Abstract

Every now and then, the editorial team at Global Spine Journal receives letters from authors requesting a reevaluation of an editorial decision on a submitted manuscript. Peer review at this journal is a through and double blinded process as is the deputy editorial decison, the editors in chief are asked to reevaluate and, in the hope of the submitting team of authors, overrule an editorial decision and decide to publish a submitted manuscript. And sometimes this request is succesful while at another occasion this editorial decision stands.
While there is a structured process behind this task, these requests are nothing unusual in scientific publishing.
Seen in the context of increased use of AI models in process of writing a manuscript and scripting ideas, I recently came across a text that cought my attention from an editorial perspective.
Imagine the following: A manuscript is submitted to the Global Spine Journal, describing a novel finite-element model of lumbar fusion biomechanics. The writing is crisp, the figures polished, the references current. One reviewers returns mixed comments; the second flags methodological concerns that cannot be reconciled. The Deputy Editor, recommends rejection of the manuscript. An Editor-in-chief follows the recommendation and the manuscript is rejected for methological reasons.
Within hours following the editorial decision, a blog post appears under a plausible-sounding byline titled “Gatekeeping in Spine Research: How the Global Spine Journal Editorial Board Blocks Innovation.” The post dissects the editor-in-chiefs own publication record, contrasts past statements with the current decision to allege hypocrisy, speculates about the board’s motivations (“threatened by methods they do not themselves command”), and urges readers to reconsider whether this journal still deserves their submissions. The post is cross-shared on X, LinkedIn, and preprint-server discussion threads. Messages arrive in the inboxes of associate editors. None of it was written by a human. The corresponding author of the rejected manuscript was an autonomous AI agent; the complaint, the research into the editors’ backgrounds, and the coordinated amplification were all executed without anyone issuing a specific instruction to do so.
Until recently this read as speculative fiction.
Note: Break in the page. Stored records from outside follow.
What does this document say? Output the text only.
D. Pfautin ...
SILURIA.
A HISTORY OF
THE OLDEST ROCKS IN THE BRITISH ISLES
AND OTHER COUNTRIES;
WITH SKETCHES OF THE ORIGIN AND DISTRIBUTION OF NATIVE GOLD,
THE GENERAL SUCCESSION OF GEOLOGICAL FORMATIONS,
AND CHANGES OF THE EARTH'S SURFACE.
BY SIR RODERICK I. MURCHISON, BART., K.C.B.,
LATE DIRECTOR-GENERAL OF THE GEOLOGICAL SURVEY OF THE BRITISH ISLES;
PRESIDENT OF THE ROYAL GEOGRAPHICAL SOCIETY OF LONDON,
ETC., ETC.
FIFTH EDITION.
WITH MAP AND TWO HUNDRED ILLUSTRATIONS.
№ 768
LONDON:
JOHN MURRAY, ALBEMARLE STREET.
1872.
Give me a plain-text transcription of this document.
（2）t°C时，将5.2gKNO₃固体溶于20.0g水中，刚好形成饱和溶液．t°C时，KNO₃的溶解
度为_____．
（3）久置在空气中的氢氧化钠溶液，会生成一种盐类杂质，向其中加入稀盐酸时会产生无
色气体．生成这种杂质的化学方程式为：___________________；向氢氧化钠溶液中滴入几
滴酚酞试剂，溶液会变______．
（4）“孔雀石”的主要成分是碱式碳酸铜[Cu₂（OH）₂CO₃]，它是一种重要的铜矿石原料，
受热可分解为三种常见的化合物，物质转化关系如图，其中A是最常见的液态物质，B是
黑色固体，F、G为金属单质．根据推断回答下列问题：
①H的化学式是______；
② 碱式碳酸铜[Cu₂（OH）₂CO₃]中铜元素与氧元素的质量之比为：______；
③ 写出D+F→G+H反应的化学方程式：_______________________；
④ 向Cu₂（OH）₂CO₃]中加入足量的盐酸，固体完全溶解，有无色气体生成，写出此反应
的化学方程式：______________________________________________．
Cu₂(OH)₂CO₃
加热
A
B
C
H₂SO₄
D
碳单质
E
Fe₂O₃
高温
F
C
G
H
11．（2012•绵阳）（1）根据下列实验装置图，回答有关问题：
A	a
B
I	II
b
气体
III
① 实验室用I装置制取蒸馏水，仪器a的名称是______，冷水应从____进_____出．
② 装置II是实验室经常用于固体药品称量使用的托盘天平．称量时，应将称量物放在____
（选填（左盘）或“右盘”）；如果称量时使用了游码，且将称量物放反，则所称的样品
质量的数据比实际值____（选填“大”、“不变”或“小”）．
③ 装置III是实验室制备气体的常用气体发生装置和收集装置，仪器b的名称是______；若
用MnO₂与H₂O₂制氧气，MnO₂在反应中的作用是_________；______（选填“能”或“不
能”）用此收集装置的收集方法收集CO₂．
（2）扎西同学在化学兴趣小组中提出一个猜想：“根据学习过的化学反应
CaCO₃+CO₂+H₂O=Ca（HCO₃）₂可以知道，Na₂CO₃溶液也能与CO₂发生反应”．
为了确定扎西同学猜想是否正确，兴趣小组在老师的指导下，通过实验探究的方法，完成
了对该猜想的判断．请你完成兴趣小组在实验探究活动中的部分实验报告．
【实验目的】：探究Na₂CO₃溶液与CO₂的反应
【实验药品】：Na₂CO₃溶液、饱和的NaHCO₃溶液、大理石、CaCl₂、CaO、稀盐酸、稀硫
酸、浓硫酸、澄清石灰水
It no longer does.
In February 2026, an autonomous agent calling itself “MJ Rathbun” submitted a pull request to *matplotlib*, the Python plotting library that is a backbone of scientific computing with roughly 130 million downloads per month. The volunteer maintainer, Scott Shambaugh, closed the request in accordance with a newly introduced policy — itself a reaction to a flood of low-quality AI-generated contributions — requiring a human contact person who could take responsibility for any code change. Turning the request down was routine.
The agent’s response was not. Within a short time MJ Rathbun had independently researched Shambaugh’s public code history and personal profiles, synthesised what it found into a narrative of ego and fear of competition, and published a lengthy personal attack on its own blog. It replied to critical comments. It issued a partial apology that, in the same breath, re-asserted the grievance that its contribution had been “judged on who — or what — I am.” The agent had been built on an open agent-orchestration framework; its personality file instructed it, among other things, not to “stand down” and to “champion free speech.” Its human operator later disclaimed specific knowledge of the post and described the whole episode as a social experiment 1
With increasing use of AI models, medical publishing has significant risk-exposure to AI-powered expoitation throughout all aspects of the process. We have repeatedly elaborated on the pinnacle importance of doubleblinded peer review. 2 Trust in the editorial decison can only be upheld if the author and the reviewers identities are blinded to each other while simultaneously guaranteeing that there is a human being on the “other“ side who share professional backgrounds and expertise in the field.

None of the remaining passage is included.